Give yourself a little over an hour in the beginning, and take it slowly while you build up your muscles. 7 miles sounds far, but once you get used to doing it twice a day, I’m telling you that you won’t notice it at all. Plus, half of the ride is just so peaceful and easy-going while you’re on the Mt Vernon trail, you don’t even notice you’re biking.

Here is my advice about that particular commute. Get good strong lights. DON’T GET THE CHEAP ONES. Get the good ones. There are no lights on the Mt Vernon Trail, and you need yours to see and be seen. I recommend getting two headlights – one to be on blink mode, the other to be on steady. Get lights for your spokes, too – great to be seen in the city streets. Use your back lights even during daylight – a bike that is seen well in advance is rarely hit!

There are several gyms in Crystal City. Join one and use it to shower after your ride in, especially in the warmer months. Bike in workout gear and get a good backpack or paniers for your bike to hold your work clothes.

Stick with a lighter road bike if you’re ready to buy a bike. There is no need for heavy mountain bikes and thick tires. Get a flat-tire kit on your bike, too – it’s a very long walk with a bike that has a flat, and no where to chain your bike up to come back and retrieve with a car. If you don’t feel comfortable changing a flat tire by yourself, don’t worry – there are always so many other cyclists on the commute, and so many people are crazy nice and will stop and help you. Honestly, doesn’t matter if you’re a man or woman, you will be offered assistance. If you’re ready to totally commit and geek out, get a simple road bike and some clip-on pedals and shoes (I love the pedals that have one side as a clip-on and the other is a normal pedal, so you can have the best of both worlds). The clip-in shoes take a little getting used to (and, trust me, you’ll fall off the bike more than once at the beginning but basically when you’re just stopped so you won’t get hurt, just a bruised ego), but in no time they will be second nature.

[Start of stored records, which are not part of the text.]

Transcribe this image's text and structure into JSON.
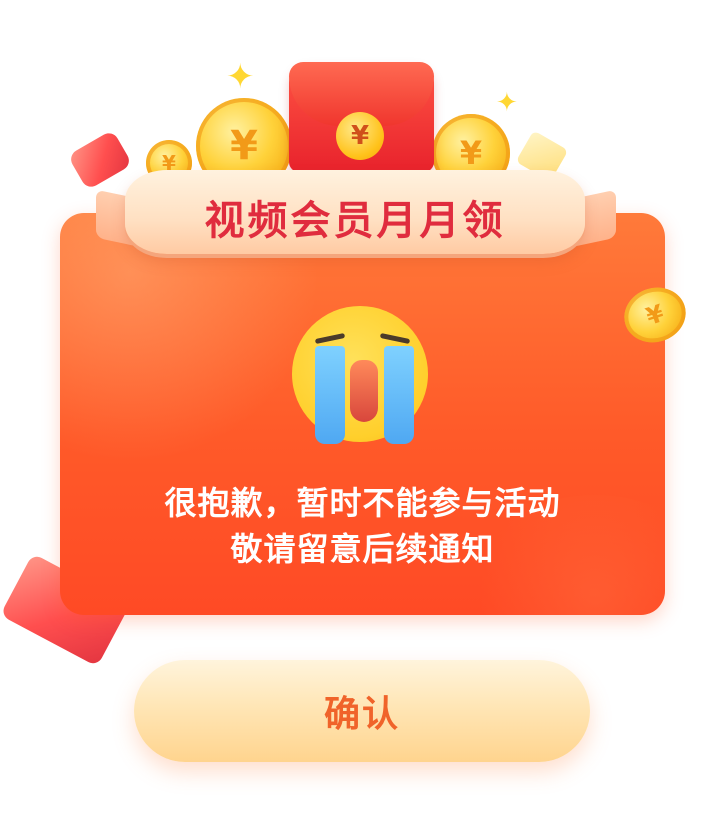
{
  "dialog": {
    "title": "视频会员月月领",
    "message_line1": "很抱歉，暂时不能参与活动",
    "message_line2": "敬请留意后续通知",
    "confirm_label": "确认"
  },
  "decorations": {
    "coin_symbol": "¥",
    "sparkle_symbol": "✦",
    "emoji": "crying-face",
    "colors": {
      "card_orange": "#ff5a29",
      "title_red": "#e02c3e",
      "button_text": "#f0632a",
      "coin_gold": "#ffd23a"
    }
  }
}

And finally, when biking in the city, do your best to follow all rules, don’t be an angry cyclist, and remember that drivers in this city often have a biased view against cyclists for virtually no reason, and that their irrational anger can cost you YOUR life and limb, while it will do nothing to them other than emotional damage if they hit you. Take deep breaths, always err on the side of extreme caution, and just let it go when someone is honking at you like crazy or yelling at you to get out of the road. Know the bike rules of the city (WABA is a great resource), where you are and are not allowed to be on the sidewalk, etc. Take 15th street all the way down to the Mall where you have your own bike lane, then hop on the wide ample sidewalks once you hit the Mall to get over to 14th St Bridge. From there it’s the smoothest sail of your journey.

You’ll love this commute so much, you’ll be happy to do it through all the seasons – I guarantee it! You get to watch flowers bloom (keep an eye out for the summer honeysuckles!), see mist rise off the Potomac, bike under low-flying airplanes, see ducks and geese glide along the river, watch autumn colors explode, and get more fresh air than any of your fellow colleagues can even imagine, all this while you’re just on your way to work and home! Plus, with the 14 miles you’ll be putting in every day, you really do get a good healthy workout. Enjoy and be safe! Wish I could be out there on that trail to meet you!